Data transformations with dplyr
Follow along in scratch/lesson3.R.
First things first: library(tidyverse)
Load the data
Read and inspect
surveys <- read_csv("data/portal_data_joined.csv")
head(surveys)
summary(surveys)Q1: What’s the type of column species_id? Of hindfoot_length?
Q2: How many rows and columns are in surveys?
selecting columns and filtering rows
Many tidyverse functions let you treat columns in a data frame as variables. In the following sections, notice we’re not putting column names in quotes.
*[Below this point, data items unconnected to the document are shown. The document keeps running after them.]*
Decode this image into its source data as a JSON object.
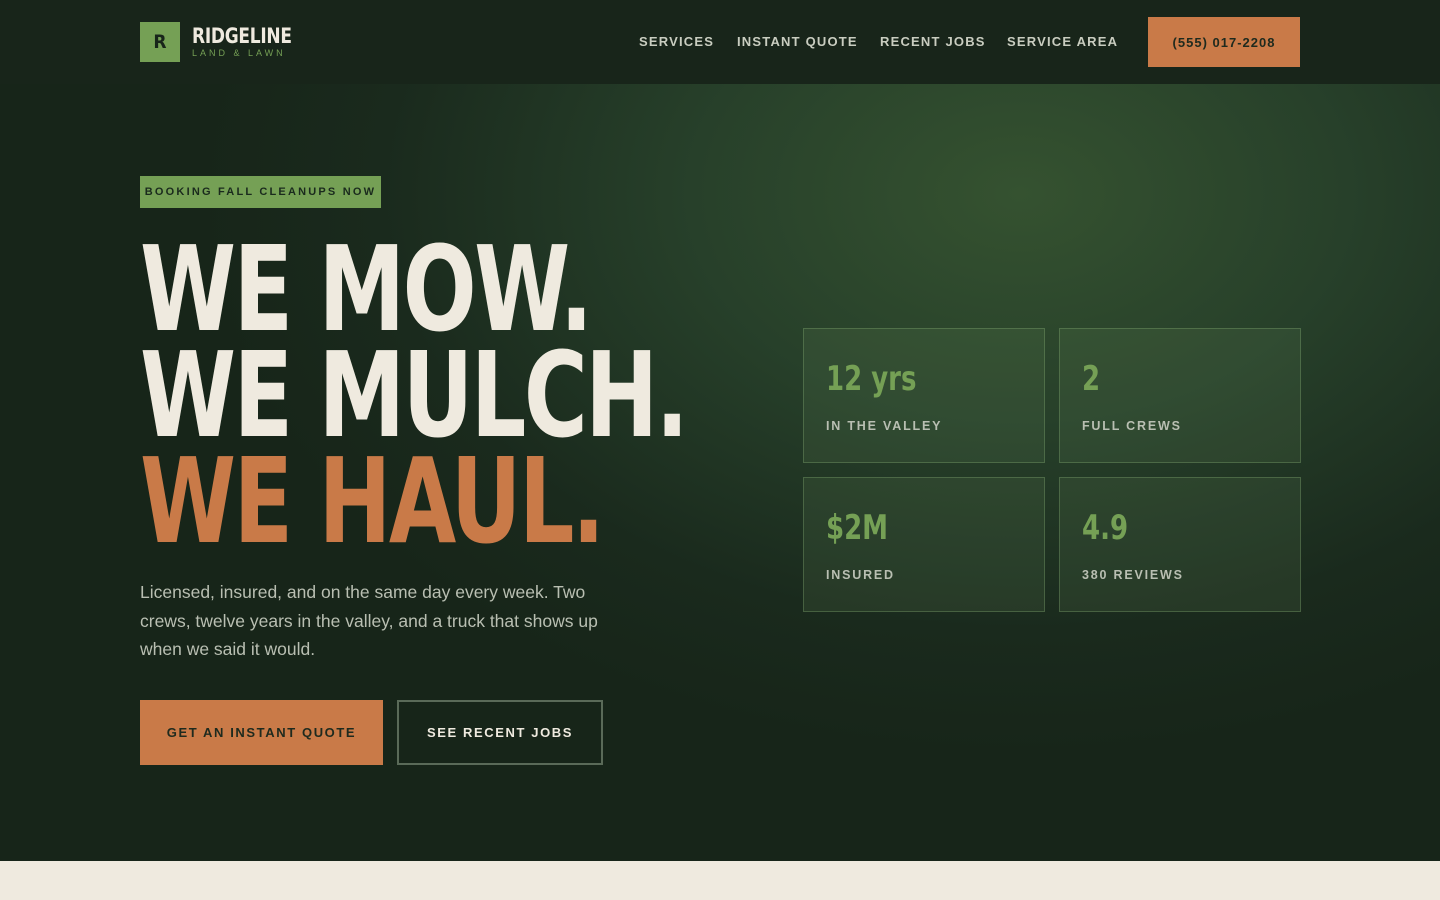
{
  "brand": {
    "mark": "R",
    "name": "RIDGELINE",
    "tagline": "LAND & LAWN"
  },
  "nav": {
    "links": [
      "SERVICES",
      "INSTANT QUOTE",
      "RECENT JOBS",
      "SERVICE AREA"
    ],
    "phone": "(555) 017-2208"
  },
  "hero": {
    "badge": "BOOKING FALL CLEANUPS NOW",
    "headline": [
      "WE MOW.",
      "WE MULCH.",
      "WE HAUL."
    ],
    "lede": "Licensed, insured, and on the same day every week. Two crews, twelve years in the valley, and a truck that shows up when we said it would.",
    "primary_cta": "GET AN INSTANT QUOTE",
    "secondary_cta": "SEE RECENT JOBS"
  },
  "stats": [
    {
      "value": "12 yrs",
      "label": "IN THE VALLEY"
    },
    {
      "value": "2",
      "label": "FULL CREWS"
    },
    {
      "value": "$2M",
      "label": "INSURED"
    },
    {
      "value": "4.9",
      "label": "380 REVIEWS"
    }
  ],
  "colors": {
    "nav_bg": "#18251a",
    "accent_green": "#75a055",
    "accent_orange": "#c97a48",
    "cream": "#efeadf"
  }
}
How do I keep a few columns?
select(surveys, plot_id, species_id, weight)
select(surveys, plot_id, species_id, weight_g = weight)How do I remove a few columns?
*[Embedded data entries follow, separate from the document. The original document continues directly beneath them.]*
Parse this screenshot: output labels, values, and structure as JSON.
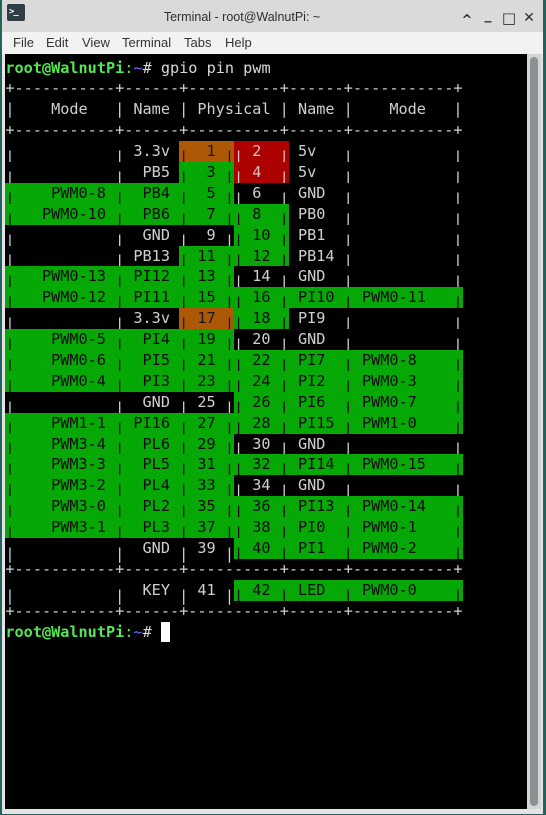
{
  "window": {
    "title": "Terminal - root@WalnutPi: ~",
    "icon": {
      "name": "terminal-icon",
      "glyph": ">_"
    },
    "controls": [
      {
        "name": "shade-up-icon",
        "glyph": "^"
      },
      {
        "name": "minimize-icon",
        "glyph": "_"
      },
      {
        "name": "maximize-icon",
        "glyph": "□"
      },
      {
        "name": "close-icon",
        "glyph": "✕"
      }
    ]
  },
  "menu": {
    "items": [
      "File",
      "Edit",
      "View",
      "Terminal",
      "Tabs",
      "Help"
    ]
  },
  "palette": {
    "none": {
      "bg": "#000000",
      "fg": "#d0d0d0"
    },
    "green": {
      "bg": "#06a806",
      "fg": "#0c0c0c"
    },
    "orange": {
      "bg": "#ac5806",
      "fg": "#1a1a1a"
    },
    "red": {
      "bg": "#ad0000",
      "fg": "#dcc4c4"
    }
  },
  "terminal": {
    "command_prompt": {
      "user_host": "root@WalnutPi",
      "sep": ":",
      "path": "~",
      "symbol": "#",
      "command": "gpio pin pwm"
    },
    "final_prompt": {
      "user_host": "root@WalnutPi",
      "sep": ":",
      "path": "~",
      "symbol": "#"
    },
    "table": {
      "separator": "+-----------+------+----------+------+-----------+",
      "pipe": "|",
      "header": [
        "Mode",
        "Name",
        "Physical",
        "Name",
        "Mode"
      ],
      "rows": [
        {
          "left_mode": "",
          "left_name": "3.3v",
          "left_pin": "1",
          "right_pin": "2",
          "right_name": "5v",
          "right_mode": "",
          "colors": {
            "left": "none",
            "left_pin": "orange",
            "right_pin": "red",
            "right": "none"
          }
        },
        {
          "left_mode": "",
          "left_name": "PB5",
          "left_pin": "3",
          "right_pin": "4",
          "right_name": "5v",
          "right_mode": "",
          "colors": {
            "left": "none",
            "left_pin": "green",
            "right_pin": "red",
            "right": "none"
          }
        },
        {
          "left_mode": "PWM0-8",
          "left_name": "PB4",
          "left_pin": "5",
          "right_pin": "6",
          "right_name": "GND",
          "right_mode": "",
          "colors": {
            "left": "green",
            "left_pin": "green",
            "right_pin": "none",
            "right": "none"
          }
        },
        {
          "left_mode": "PWM0-10",
          "left_name": "PB6",
          "left_pin": "7",
          "right_pin": "8",
          "right_name": "PB0",
          "right_mode": "",
          "colors": {
            "left": "green",
            "left_pin": "green",
            "right_pin": "green",
            "right": "none"
          }
        },
        {
          "left_mode": "",
          "left_name": "GND",
          "left_pin": "9",
          "right_pin": "10",
          "right_name": "PB1",
          "right_mode": "",
          "colors": {
            "left": "none",
            "left_pin": "none",
            "right_pin": "green",
            "right": "none"
          }
        },
        {
          "left_mode": "",
          "left_name": "PB13",
          "left_pin": "11",
          "right_pin": "12",
          "right_name": "PB14",
          "right_mode": "",
          "colors": {
            "left": "none",
            "left_pin": "green",
            "right_pin": "green",
            "right": "none"
          }
        },
        {
          "left_mode": "PWM0-13",
          "left_name": "PI12",
          "left_pin": "13",
          "right_pin": "14",
          "right_name": "GND",
          "right_mode": "",
          "colors": {
            "left": "green",
            "left_pin": "green",
            "right_pin": "none",
            "right": "none"
          }
        },
        {
          "left_mode": "PWM0-12",
          "left_name": "PI11",
          "left_pin": "15",
          "right_pin": "16",
          "right_name": "PI10",
          "right_mode": "PWM0-11",
          "colors": {
            "left": "green",
            "left_pin": "green",
            "right_pin": "green",
            "right": "green"
          }
        },
        {
          "left_mode": "",
          "left_name": "3.3v",
          "left_pin": "17",
          "right_pin": "18",
          "right_name": "PI9",
          "right_mode": "",
          "colors": {
            "left": "none",
            "left_pin": "orange",
            "right_pin": "green",
            "right": "none"
          }
        },
        {
          "left_mode": "PWM0-5",
          "left_name": "PI4",
          "left_pin": "19",
          "right_pin": "20",
          "right_name": "GND",
          "right_mode": "",
          "colors": {
            "left": "green",
            "left_pin": "green",
            "right_pin": "none",
            "right": "none"
          }
        },
        {
          "left_mode": "PWM0-6",
          "left_name": "PI5",
          "left_pin": "21",
          "right_pin": "22",
          "right_name": "PI7",
          "right_mode": "PWM0-8",
          "colors": {
            "left": "green",
            "left_pin": "green",
            "right_pin": "green",
            "right": "green"
          }
        },
        {
          "left_mode": "PWM0-4",
          "left_name": "PI3",
          "left_pin": "23",
          "right_pin": "24",
          "right_name": "PI2",
          "right_mode": "PWM0-3",
          "colors": {
            "left": "green",
            "left_pin": "green",
            "right_pin": "green",
            "right": "green"
          }
        },
        {
          "left_mode": "",
          "left_name": "GND",
          "left_pin": "25",
          "right_pin": "26",
          "right_name": "PI6",
          "right_mode": "PWM0-7",
          "colors": {
            "left": "none",
            "left_pin": "none",
            "right_pin": "green",
            "right": "green"
          }
        },
        {
          "left_mode": "PWM1-1",
          "left_name": "PI16",
          "left_pin": "27",
          "right_pin": "28",
          "right_name": "PI15",
          "right_mode": "PWM1-0",
          "colors": {
            "left": "green",
            "left_pin": "green",
            "right_pin": "green",
            "right": "green"
          }
        },
        {
          "left_mode": "PWM3-4",
          "left_name": "PL6",
          "left_pin": "29",
          "right_pin": "30",
          "right_name": "GND",
          "right_mode": "",
          "colors": {
            "left": "green",
            "left_pin": "green",
            "right_pin": "none",
            "right": "none"
          }
        },
        {
          "left_mode": "PWM3-3",
          "left_name": "PL5",
          "left_pin": "31",
          "right_pin": "32",
          "right_name": "PI14",
          "right_mode": "PWM0-15",
          "colors": {
            "left": "green",
            "left_pin": "green",
            "right_pin": "green",
            "right": "green"
          }
        },
        {
          "left_mode": "PWM3-2",
          "left_name": "PL4",
          "left_pin": "33",
          "right_pin": "34",
          "right_name": "GND",
          "right_mode": "",
          "colors": {
            "left": "green",
            "left_pin": "green",
            "right_pin": "none",
            "right": "none"
          }
        },
        {
          "left_mode": "PWM3-0",
          "left_name": "PL2",
          "left_pin": "35",
          "right_pin": "36",
          "right_name": "PI13",
          "right_mode": "PWM0-14",
          "colors": {
            "left": "green",
            "left_pin": "green",
            "right_pin": "green",
            "right": "green"
          }
        },
        {
          "left_mode": "PWM3-1",
          "left_name": "PL3",
          "left_pin": "37",
          "right_pin": "38",
          "right_name": "PI0",
          "right_mode": "PWM0-1",
          "colors": {
            "left": "green",
            "left_pin": "green",
            "right_pin": "green",
            "right": "green"
          }
        },
        {
          "left_mode": "",
          "left_name": "GND",
          "left_pin": "39",
          "right_pin": "40",
          "right_name": "PI1",
          "right_mode": "PWM0-2",
          "colors": {
            "left": "none",
            "left_pin": "none",
            "right_pin": "green",
            "right": "green"
          }
        }
      ],
      "extra_rows": [
        {
          "left_mode": "",
          "left_name": "KEY",
          "left_pin": "41",
          "right_pin": "42",
          "right_name": "LED",
          "right_mode": "PWM0-0",
          "colors": {
            "left": "none",
            "left_pin": "none",
            "right_pin": "green",
            "right": "green"
          }
        }
      ]
    }
  }
}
select(surveys, -record_id, -species_id)How do I keep rows based on a condition?
filter(surveys, year == 1995)
filter(surveys, year == 1995, plot_id == 7)
filter(surveys, month == 2 | day == 20)Q3: filter() surveys to records collected in November where hindfoot_length is greater than 36.0
Q4: Fix these errors
filter(surveys, year = 1995)
filter(surveys, polt_id == 2)Pipes %>%
For a sequence of transformations, use pipes for readability
# Filter then select without pipes, two ways
# First way
select(filter(surveys, year == 1995), plot_id, species_id, weight)
# Second way
surveys_1995 <- filter(surveys, year == 1995)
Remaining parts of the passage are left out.